We went to see her act in some plays at the junior college and she wasn’t bad, I guess.  I don’t know really.  She was just Kim.  She was just Jocelyn. 

And I went away to college and she got married, and slowly the acting career faded away and she did other things.  She just worked.  She was a hair stylist for a while.  I didn’t see her for years.  She got divorced.

And now I only keep in touch with Mike from the old group, and a few months ago he saw her again. 

She was working as a flight attendant and she was on a quick stopover in San Francisco.  She was living in England and having such a good time and she liked her job.  But she was so tired.  Well, maybe next time I’m in town we’ll have more time.  I won’t be so exhausted.  yes, next time you’re in town. 

And Mike went to visit her family for the holidays and his sister showed him a line in the newspaper and changed Christmas for him this year and probably next year too. 

And he called me and left a cryptic message on the machine, so I called his parents and they told me why he’d called.  And I put a picture of Jocelyn in my mind.  There she was. 

And I tried to picture what it must have been like.  What she went through, what she thought, what she felt.  And of course I couldn’t.  I couldn’t begin to imagine.

And I dug up that newspaper from the other day and looked at the list of victims.  And there she was, one of 258 names.  Hers was under “Flight Attendants (London-based).”

Jocelyn Reina, 26, Middlesex, England

Nobody important, nothing ironic.  Not anybody Tom Brokaw might single out.  Just a name.  Just another victim. 

Just somebody’s old friend.

(also printed on www.airliners.net)

 

5 thoughts on “

Jocelyn Reina

  1. Kim, my friend, Jr. High, Stephen M. White, you were always smiling & laughing & would bound up to all of us like a Labrador without brakes! We shared the same birthday month, May 6th mine, 26th yours, our Mom’s names are Betty! You gave me a birthday card that you hand wrote Imagine by John Lennon. I will never forget reading it sitting on your bed while visiting for your birthday party. You played guitar, modeled for Kodak, had the best Farrah Fawcett hair making us all jealous! We loved you. You were generous with your kindness & can’t recall a bad mood ever! We moved to La Paloma, Kennedy High after being separated a few years, it was the last time I ever saw you, a sunny day chatting, catching up. I miss you Kim. You didn’t deserve this evil act! A time to die, the Lord had other plans for you above. See you soon girl! Love, Shelley xx

  2. Thanks Niall for your reply. Meeting people from around the world sharing our differences and what also makes us all the same was the gift Pan Am gave. 🙂

  3. I met Jocelyn on a flight from Los Angeles to London. I was returning to Ireland, having lived in LA for 4 years. We became friendly and Jocelyn visited me (just once) for a weekend in Dublin. It was a short lived friendship from July to December in 1988 but I still carry the memory of this special lady to this day, my ‘angel with wings’ J

  4. I met Jocelyn only one or twice. It wasn’t until sometime after Lockerbie that my friends and I found out that she had become a stewardess for Pan Am, and had been on Flight 103. Now as a baggage inspector for the TSA, Jocelyn’s memory adds a sense of urgency to what I do every day.

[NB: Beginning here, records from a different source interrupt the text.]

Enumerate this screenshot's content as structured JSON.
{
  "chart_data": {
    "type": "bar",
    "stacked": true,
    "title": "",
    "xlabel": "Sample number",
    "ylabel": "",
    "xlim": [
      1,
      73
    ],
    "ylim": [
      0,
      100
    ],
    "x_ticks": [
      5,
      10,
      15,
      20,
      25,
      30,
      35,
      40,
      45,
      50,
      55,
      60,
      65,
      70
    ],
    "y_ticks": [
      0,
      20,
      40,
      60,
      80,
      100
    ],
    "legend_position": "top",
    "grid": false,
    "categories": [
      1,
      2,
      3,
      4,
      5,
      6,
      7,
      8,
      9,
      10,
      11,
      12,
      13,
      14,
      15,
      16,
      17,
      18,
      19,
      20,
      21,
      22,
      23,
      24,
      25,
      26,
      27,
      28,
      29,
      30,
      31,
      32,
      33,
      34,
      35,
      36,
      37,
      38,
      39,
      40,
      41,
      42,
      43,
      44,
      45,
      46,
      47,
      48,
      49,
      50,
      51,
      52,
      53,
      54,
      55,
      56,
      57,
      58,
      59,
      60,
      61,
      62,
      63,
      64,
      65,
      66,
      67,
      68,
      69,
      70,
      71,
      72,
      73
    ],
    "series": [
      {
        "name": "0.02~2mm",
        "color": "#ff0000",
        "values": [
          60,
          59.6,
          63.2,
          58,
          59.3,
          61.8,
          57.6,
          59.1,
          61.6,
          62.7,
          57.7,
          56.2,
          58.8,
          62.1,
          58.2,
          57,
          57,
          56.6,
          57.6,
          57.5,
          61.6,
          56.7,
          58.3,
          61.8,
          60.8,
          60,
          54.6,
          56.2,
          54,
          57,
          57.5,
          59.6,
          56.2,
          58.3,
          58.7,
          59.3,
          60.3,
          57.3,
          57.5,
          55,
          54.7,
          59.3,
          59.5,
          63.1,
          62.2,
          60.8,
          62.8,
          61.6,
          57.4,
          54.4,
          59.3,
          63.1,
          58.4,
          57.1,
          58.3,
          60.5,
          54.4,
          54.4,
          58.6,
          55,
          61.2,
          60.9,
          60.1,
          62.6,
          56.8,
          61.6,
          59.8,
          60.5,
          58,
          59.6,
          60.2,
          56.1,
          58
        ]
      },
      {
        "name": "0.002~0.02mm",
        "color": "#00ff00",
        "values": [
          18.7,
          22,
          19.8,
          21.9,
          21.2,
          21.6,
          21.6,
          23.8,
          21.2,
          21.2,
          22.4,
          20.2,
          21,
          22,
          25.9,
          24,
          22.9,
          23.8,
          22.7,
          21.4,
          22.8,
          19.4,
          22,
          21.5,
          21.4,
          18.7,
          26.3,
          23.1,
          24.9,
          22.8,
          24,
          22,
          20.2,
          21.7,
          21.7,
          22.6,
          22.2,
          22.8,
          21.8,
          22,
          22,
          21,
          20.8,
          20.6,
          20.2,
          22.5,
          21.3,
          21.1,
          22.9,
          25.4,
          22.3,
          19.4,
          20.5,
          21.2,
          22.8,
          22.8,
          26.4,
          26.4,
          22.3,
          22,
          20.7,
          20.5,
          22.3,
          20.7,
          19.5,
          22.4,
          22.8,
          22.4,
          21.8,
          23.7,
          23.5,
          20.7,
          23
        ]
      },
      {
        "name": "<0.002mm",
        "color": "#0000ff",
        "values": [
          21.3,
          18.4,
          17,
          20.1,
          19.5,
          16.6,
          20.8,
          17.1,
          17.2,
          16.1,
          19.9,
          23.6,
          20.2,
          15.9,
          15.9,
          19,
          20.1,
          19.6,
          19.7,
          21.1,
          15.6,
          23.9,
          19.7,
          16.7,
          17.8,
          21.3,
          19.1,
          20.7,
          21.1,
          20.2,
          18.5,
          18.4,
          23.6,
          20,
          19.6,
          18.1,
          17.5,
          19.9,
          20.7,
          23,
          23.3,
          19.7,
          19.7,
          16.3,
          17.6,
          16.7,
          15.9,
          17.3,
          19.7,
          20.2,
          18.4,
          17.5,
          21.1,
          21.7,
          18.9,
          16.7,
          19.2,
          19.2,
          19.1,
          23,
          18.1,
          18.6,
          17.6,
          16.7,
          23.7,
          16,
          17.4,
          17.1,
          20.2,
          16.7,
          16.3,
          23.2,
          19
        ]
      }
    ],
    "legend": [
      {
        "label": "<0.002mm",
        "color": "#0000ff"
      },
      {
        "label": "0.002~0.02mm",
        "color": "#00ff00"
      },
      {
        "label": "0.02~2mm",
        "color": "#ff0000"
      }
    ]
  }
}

    May she always live on in the hearts of those she left behind.

  5. I knew Jocelyn Reina in junior high and High School. During the summer of eighth grade, she was on the alternate cast of the play Merchant of Venice at Walker Junior High School. I was bassanio and she was Portia. We had two casts. She was a very friendly and happy woman. I remember hearing about her death reading about it in the Orange County Register. To this day I think about her anytime somebody mentions the Lockerbie Scotland bombings. She went to England to follow her dream to be close to Shakespeare. She’s followed her dream. We will all miss her. Major Stephen Conway United States Army Reserve and Kennedy High School class of 1980.